The basic idea here is to turn the AST `precise` keyword into a `[precise]` decoration in the IR and then emit that as a `precise` keyword again in the output.
The main catch is that whereas most of our existing IR decorations apply to things like global shader parameters or `struct` members that usually stick around for the duration of compilation, `[precise]` will get slapped on local variables that will often get optimized away by our SSA pass. There are two ways a variable can get eliminated/replaced during the SSA pass:
1. A use of the variable can be replaced with an ordinary instruction that computes its value.
2. A use of the variable can be replaced with a reference to a "phi node" that will take on the appropriate value based on control flow.
These two cases already had logic to copy a "name hint" decoration from the variable over to an instruction that will replace it, and I simply extended them to also propagate over a `[precise]` decoration.
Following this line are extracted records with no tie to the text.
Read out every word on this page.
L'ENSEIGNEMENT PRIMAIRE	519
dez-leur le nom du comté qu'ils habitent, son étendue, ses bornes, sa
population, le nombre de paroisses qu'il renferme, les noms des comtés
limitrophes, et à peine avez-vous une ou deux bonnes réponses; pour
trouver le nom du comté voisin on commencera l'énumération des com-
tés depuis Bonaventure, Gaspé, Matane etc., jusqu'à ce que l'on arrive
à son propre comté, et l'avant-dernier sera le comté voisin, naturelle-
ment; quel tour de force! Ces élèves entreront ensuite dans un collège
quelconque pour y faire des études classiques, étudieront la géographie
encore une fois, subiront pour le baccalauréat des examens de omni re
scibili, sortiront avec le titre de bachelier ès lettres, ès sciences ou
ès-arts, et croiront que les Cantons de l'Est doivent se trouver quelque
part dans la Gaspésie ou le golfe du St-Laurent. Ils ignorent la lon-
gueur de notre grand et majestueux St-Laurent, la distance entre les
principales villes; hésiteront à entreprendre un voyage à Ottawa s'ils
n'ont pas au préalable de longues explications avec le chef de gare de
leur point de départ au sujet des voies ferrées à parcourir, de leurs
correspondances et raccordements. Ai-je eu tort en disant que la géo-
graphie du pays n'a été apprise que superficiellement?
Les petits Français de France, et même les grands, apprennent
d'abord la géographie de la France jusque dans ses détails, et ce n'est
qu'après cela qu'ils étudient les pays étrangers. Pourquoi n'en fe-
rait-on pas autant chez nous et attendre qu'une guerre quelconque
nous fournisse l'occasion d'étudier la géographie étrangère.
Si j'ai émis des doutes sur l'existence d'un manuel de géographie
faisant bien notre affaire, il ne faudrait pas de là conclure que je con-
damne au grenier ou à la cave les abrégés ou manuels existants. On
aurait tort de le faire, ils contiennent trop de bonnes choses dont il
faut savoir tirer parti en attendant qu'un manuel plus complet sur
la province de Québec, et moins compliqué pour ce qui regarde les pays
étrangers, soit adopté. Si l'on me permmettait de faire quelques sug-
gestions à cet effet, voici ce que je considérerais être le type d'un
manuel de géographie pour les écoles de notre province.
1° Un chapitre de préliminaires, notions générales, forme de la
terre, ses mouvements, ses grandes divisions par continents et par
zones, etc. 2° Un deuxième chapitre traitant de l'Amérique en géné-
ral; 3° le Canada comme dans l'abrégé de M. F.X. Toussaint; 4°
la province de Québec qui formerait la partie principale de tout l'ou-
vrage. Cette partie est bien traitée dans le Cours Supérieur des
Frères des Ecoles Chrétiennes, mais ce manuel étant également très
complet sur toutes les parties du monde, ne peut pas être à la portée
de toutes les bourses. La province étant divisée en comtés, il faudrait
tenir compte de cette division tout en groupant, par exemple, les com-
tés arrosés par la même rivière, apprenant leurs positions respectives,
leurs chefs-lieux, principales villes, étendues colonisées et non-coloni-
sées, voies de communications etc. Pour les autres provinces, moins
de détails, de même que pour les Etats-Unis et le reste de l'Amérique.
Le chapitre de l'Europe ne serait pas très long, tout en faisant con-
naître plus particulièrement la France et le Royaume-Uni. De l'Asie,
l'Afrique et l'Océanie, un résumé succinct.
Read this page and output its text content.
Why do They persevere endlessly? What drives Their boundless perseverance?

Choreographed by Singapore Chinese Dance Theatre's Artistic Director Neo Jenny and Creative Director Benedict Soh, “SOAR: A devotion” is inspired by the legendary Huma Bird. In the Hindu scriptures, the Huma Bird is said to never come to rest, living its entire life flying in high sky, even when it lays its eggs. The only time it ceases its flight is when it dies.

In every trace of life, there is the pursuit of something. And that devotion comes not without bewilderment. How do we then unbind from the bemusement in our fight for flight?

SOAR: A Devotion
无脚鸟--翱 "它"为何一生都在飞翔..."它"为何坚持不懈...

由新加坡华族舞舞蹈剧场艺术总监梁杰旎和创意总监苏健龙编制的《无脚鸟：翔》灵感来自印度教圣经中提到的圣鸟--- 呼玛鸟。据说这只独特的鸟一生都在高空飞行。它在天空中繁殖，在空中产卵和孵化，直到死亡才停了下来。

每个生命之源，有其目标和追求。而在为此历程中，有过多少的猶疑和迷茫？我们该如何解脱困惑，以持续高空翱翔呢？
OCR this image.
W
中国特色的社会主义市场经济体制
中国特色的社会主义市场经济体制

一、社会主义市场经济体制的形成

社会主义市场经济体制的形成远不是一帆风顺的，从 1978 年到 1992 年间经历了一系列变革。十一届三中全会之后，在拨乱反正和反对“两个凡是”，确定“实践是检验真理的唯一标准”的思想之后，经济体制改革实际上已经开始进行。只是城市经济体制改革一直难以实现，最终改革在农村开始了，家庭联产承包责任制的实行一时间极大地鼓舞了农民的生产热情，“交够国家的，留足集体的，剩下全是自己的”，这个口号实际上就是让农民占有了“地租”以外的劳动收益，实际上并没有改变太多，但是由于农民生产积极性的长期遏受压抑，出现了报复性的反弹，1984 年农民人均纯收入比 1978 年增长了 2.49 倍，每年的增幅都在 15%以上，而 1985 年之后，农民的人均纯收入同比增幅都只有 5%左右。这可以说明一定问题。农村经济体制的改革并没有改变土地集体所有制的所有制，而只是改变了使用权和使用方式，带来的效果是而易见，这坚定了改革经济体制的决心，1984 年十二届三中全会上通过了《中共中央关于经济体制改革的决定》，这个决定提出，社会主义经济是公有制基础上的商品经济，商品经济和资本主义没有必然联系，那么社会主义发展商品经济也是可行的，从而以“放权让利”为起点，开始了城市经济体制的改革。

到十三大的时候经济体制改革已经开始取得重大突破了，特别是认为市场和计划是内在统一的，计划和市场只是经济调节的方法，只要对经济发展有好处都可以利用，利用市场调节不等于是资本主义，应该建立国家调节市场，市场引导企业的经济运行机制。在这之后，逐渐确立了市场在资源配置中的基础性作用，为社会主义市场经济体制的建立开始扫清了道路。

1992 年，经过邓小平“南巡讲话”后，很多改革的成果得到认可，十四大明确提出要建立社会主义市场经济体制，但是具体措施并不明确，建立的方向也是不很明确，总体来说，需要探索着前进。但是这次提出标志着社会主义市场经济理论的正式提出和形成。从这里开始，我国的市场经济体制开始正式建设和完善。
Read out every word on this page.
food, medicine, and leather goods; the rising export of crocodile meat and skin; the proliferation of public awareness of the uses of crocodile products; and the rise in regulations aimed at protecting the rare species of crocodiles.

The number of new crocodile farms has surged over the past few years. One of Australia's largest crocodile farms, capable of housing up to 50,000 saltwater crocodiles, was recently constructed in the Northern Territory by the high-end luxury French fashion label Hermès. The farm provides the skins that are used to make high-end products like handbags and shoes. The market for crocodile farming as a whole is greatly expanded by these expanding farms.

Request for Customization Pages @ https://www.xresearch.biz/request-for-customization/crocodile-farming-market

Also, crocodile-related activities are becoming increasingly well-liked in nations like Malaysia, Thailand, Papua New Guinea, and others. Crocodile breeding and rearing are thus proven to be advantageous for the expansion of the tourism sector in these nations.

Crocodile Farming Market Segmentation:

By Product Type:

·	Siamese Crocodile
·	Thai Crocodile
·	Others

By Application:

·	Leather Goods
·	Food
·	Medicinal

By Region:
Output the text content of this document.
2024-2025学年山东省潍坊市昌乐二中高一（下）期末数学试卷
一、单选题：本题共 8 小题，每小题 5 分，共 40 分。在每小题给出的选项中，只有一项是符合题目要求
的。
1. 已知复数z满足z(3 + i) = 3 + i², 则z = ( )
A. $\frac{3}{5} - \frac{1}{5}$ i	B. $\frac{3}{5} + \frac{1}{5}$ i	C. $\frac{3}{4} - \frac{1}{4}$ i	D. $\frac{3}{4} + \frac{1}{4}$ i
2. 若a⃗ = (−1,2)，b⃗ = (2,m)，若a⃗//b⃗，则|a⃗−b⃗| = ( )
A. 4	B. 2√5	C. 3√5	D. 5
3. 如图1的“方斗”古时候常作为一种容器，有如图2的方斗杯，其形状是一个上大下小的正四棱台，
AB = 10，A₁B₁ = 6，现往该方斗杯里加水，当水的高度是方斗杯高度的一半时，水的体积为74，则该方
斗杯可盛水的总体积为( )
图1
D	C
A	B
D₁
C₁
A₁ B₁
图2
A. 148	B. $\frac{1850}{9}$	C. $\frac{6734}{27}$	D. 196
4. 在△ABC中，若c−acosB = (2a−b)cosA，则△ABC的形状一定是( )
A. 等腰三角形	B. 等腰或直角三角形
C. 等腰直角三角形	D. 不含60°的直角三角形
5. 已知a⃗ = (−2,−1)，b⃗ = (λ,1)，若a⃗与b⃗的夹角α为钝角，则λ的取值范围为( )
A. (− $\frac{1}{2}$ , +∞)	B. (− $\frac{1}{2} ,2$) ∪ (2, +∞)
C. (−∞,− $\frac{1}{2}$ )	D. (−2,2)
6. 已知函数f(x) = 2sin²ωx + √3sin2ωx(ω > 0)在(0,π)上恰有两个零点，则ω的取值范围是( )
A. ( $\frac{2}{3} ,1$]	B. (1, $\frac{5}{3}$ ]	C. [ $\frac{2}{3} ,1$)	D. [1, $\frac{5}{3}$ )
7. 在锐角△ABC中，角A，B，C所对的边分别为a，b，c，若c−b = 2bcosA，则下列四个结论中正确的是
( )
The test case added with this change intentionally constructs a case where `[precise]` needs to be propagated over to an SSA "phi node" in order to generate correct output code.
The other gotcha is that we can emit variable declarations in various places in `emit.cpp`, and all of these needed to handle `[precise]`. Not only do we have actually local variables (`IRVar`), but we also have SSA phi nodes (`IRParam`), and then there are cases where an intermediate computation (an ordinary instruction) should be `[precise]` and thus we need to emit it as a temporary (not folding it into its use sites) and make sure that the temporary itself gets the `precise` keyword.
I have manually confirmed that in the output SPIR-V, this change results in the `NoContraction` SPIR-V decoration being added to the relevant operations, and the output DXBC contains a multiply and an add in place of a multiply-add. The output DXIL does not show any obvious changes due to `precise`, although the exact order and operands of the math instructions emitted does differ when `precise` is added/removed. In all cases the output is equivalent to hand-written HLSL/GLSL with a `precise`-qualified local variable.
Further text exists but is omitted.